Si on s’arrêtait là, le salarié en jours ouvrés n’aurait aucun « gain » lié au jour férié tombant un samedi, contrairement au salarié en jours ouvrables. Pour corriger cette inégalité, la jurisprudence impose d’accorder 1 jour de congé supplémentaire (Cass. soc., 7 janvier 1998, n° 85-42353).

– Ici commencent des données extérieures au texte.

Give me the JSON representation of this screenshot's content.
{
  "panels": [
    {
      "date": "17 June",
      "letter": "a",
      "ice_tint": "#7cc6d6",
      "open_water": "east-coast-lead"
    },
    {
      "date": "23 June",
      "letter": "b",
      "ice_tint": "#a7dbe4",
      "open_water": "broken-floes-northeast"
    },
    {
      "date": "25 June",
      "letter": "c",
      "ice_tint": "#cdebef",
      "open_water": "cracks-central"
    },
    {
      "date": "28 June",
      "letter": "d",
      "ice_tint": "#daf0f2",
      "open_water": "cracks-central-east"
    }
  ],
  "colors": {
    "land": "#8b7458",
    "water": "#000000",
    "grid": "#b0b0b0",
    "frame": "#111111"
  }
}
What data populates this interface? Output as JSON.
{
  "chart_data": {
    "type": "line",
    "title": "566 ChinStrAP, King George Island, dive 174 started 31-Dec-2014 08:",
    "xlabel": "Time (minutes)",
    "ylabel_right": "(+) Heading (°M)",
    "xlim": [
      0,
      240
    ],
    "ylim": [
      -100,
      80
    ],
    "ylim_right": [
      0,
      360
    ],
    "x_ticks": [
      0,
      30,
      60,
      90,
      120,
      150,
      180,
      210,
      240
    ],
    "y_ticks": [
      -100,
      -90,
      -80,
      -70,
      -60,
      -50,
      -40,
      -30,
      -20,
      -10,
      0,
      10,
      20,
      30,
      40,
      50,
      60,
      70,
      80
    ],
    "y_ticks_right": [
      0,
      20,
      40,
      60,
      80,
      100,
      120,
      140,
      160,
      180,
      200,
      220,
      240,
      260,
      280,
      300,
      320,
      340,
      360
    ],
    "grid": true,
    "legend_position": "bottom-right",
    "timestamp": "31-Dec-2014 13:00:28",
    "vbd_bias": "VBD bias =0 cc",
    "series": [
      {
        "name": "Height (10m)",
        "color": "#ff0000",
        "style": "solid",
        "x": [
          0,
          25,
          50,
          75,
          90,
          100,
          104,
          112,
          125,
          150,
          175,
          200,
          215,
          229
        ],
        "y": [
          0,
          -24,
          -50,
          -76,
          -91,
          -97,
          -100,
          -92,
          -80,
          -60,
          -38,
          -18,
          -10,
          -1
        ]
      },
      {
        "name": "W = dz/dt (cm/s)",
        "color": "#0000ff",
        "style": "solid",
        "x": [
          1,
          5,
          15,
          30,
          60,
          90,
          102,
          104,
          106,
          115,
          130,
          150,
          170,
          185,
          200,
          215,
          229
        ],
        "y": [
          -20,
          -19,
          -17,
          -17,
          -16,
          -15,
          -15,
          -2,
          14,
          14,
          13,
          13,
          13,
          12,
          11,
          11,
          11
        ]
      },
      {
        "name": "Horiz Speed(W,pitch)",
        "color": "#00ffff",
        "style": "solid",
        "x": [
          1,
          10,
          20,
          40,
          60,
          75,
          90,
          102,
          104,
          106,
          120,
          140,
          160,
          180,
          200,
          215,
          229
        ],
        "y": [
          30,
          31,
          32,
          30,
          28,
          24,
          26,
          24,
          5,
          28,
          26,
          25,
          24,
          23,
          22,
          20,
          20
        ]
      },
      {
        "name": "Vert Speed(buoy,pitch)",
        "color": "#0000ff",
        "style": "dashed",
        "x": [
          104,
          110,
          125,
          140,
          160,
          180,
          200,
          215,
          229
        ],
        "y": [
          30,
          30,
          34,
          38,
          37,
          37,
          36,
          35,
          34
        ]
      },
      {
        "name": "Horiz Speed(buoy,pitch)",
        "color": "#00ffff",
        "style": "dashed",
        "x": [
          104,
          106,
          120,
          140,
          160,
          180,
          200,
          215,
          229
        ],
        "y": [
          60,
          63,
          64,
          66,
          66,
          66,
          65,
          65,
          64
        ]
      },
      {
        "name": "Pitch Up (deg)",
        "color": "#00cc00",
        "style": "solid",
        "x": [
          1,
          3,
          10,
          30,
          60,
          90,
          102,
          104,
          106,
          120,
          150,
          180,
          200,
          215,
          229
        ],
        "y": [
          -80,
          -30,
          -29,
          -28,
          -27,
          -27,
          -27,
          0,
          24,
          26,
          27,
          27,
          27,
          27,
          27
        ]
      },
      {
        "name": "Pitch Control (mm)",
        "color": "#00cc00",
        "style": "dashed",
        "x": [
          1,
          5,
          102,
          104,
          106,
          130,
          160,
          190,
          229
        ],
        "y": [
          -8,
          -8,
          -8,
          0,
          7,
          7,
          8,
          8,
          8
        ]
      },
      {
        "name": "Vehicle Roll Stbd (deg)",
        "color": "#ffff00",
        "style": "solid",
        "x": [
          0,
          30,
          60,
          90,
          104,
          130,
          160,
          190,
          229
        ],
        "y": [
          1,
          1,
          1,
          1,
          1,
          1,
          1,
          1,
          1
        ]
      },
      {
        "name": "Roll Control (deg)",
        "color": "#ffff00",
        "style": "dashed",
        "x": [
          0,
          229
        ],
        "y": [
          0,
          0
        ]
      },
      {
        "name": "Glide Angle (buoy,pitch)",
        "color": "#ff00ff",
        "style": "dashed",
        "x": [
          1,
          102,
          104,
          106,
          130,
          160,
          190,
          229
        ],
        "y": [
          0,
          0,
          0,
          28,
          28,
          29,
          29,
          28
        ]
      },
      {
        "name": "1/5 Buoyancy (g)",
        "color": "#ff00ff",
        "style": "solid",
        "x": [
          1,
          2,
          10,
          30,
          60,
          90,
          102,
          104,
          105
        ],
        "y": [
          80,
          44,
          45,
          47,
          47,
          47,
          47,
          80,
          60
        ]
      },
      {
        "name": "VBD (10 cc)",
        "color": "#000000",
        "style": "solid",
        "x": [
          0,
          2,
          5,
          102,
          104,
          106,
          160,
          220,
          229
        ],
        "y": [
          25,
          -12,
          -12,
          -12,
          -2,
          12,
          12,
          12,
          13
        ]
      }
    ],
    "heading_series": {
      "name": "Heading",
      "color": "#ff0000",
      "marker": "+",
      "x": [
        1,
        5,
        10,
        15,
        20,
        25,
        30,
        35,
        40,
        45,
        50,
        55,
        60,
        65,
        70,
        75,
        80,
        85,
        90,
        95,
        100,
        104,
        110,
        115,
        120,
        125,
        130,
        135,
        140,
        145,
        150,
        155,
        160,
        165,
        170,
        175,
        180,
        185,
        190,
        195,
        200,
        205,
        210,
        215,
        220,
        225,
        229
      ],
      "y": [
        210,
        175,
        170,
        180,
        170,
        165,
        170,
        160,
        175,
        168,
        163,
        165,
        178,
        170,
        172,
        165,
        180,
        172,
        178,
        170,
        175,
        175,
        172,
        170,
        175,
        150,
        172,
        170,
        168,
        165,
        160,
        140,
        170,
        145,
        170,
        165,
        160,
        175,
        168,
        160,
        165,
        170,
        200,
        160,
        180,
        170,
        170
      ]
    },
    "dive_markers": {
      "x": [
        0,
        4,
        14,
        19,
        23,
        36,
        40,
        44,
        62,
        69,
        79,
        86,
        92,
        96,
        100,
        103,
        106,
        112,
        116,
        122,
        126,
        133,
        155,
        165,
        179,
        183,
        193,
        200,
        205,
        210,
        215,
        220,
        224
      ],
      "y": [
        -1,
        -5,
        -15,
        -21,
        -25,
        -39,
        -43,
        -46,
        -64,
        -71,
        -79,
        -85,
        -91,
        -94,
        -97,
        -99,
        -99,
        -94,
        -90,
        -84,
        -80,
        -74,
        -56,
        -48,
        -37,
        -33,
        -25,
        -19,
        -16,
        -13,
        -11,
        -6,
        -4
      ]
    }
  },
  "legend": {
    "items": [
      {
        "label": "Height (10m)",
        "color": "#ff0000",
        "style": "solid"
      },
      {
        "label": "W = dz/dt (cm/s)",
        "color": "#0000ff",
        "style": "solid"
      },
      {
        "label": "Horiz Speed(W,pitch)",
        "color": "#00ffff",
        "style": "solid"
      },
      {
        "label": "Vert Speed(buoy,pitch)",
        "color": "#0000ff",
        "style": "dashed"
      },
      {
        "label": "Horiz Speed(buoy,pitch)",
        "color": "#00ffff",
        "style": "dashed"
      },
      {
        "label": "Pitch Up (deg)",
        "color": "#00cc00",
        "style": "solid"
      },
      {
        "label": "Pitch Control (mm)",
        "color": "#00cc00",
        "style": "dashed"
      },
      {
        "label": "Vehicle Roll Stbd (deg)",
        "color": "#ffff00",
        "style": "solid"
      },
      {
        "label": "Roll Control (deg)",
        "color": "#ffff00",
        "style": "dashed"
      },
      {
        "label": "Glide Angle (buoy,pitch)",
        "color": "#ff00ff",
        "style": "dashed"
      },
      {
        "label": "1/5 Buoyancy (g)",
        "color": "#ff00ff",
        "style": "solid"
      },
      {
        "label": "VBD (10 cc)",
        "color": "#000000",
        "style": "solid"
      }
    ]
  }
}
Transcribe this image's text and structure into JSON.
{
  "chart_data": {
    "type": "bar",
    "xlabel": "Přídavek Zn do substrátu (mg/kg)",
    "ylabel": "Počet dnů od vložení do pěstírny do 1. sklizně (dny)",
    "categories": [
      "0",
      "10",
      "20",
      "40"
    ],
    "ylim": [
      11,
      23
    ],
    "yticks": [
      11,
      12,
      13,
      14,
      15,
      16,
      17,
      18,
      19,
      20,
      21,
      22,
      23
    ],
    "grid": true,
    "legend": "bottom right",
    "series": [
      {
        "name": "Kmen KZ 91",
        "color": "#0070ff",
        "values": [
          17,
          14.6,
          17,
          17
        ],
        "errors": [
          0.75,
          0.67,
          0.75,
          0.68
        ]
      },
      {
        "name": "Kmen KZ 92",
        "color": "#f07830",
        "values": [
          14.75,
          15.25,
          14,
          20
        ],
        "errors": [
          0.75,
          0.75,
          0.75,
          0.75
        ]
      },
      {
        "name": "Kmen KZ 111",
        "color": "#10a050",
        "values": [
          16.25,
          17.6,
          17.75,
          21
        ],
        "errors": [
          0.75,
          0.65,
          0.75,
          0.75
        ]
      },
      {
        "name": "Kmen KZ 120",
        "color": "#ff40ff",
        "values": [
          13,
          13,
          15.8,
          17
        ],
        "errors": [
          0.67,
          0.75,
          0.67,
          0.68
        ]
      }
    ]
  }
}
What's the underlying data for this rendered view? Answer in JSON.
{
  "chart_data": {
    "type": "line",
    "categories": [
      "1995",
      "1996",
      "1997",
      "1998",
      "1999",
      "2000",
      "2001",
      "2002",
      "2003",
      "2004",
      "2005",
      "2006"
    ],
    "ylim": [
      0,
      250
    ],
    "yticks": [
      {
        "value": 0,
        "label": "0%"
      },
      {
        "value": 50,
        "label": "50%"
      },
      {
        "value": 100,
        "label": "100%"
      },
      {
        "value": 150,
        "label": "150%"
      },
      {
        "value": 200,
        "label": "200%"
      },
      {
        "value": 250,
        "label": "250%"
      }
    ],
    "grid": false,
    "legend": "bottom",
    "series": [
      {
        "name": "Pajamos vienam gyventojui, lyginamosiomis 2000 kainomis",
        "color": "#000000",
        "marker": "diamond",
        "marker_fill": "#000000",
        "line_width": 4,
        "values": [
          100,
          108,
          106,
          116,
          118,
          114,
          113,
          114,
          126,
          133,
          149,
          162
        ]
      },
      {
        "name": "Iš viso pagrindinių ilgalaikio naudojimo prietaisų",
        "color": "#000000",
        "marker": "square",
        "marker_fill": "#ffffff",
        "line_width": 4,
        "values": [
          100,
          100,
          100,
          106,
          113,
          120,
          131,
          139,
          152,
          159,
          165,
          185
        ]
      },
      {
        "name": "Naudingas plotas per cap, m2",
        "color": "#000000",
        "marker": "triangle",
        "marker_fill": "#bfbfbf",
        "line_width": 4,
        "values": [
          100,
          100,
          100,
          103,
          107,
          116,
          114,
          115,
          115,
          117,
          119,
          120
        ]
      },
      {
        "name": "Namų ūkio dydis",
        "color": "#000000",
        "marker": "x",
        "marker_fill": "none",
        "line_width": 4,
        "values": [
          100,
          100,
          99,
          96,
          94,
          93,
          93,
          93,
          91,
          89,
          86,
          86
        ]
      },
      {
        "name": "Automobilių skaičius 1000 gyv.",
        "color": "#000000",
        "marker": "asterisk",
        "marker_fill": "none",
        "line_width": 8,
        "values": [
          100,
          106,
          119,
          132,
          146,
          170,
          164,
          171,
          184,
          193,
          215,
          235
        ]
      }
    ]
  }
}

Attention aux conditions de mise en œuvre :

Pour que ce jour supplémentaire soit dû, il faut vérifier ces points :

  1. Inclusion dans la période de congé : le salarié doit être effectivement en congé le vendredi qui précède (ou sur l’ensemble de la semaine). S’il travaille le vendredi et revient le lundi, aucun ajustement n’est à faire.
  2. Strict équivalent légal (25 jours) : cette règle joue uniquement si votre entreprise accorde le minimum légal de 25 jours ouvrés.
  3. Absence de sur-mesure plus favorable : si votre convention collective ou un accord d’entreprise attribue déjà plus de jours (ex. 27 jours ouvrés/an) ou prévoit une compensation spécifique pour les fériés qui tombent le week-end, le décompte en jours ouvrés reste globalement plus avantageux. La réattribution n’est alors pas obligatoire (Cass. soc., 18 mai 1994, n° 91-40700).

En résumé, si vous êtes sur le régime légal des 25 jours ouvrés et que le salarié posait son vendredi avant le samedi férié, il faut bien lui recréditer une journée.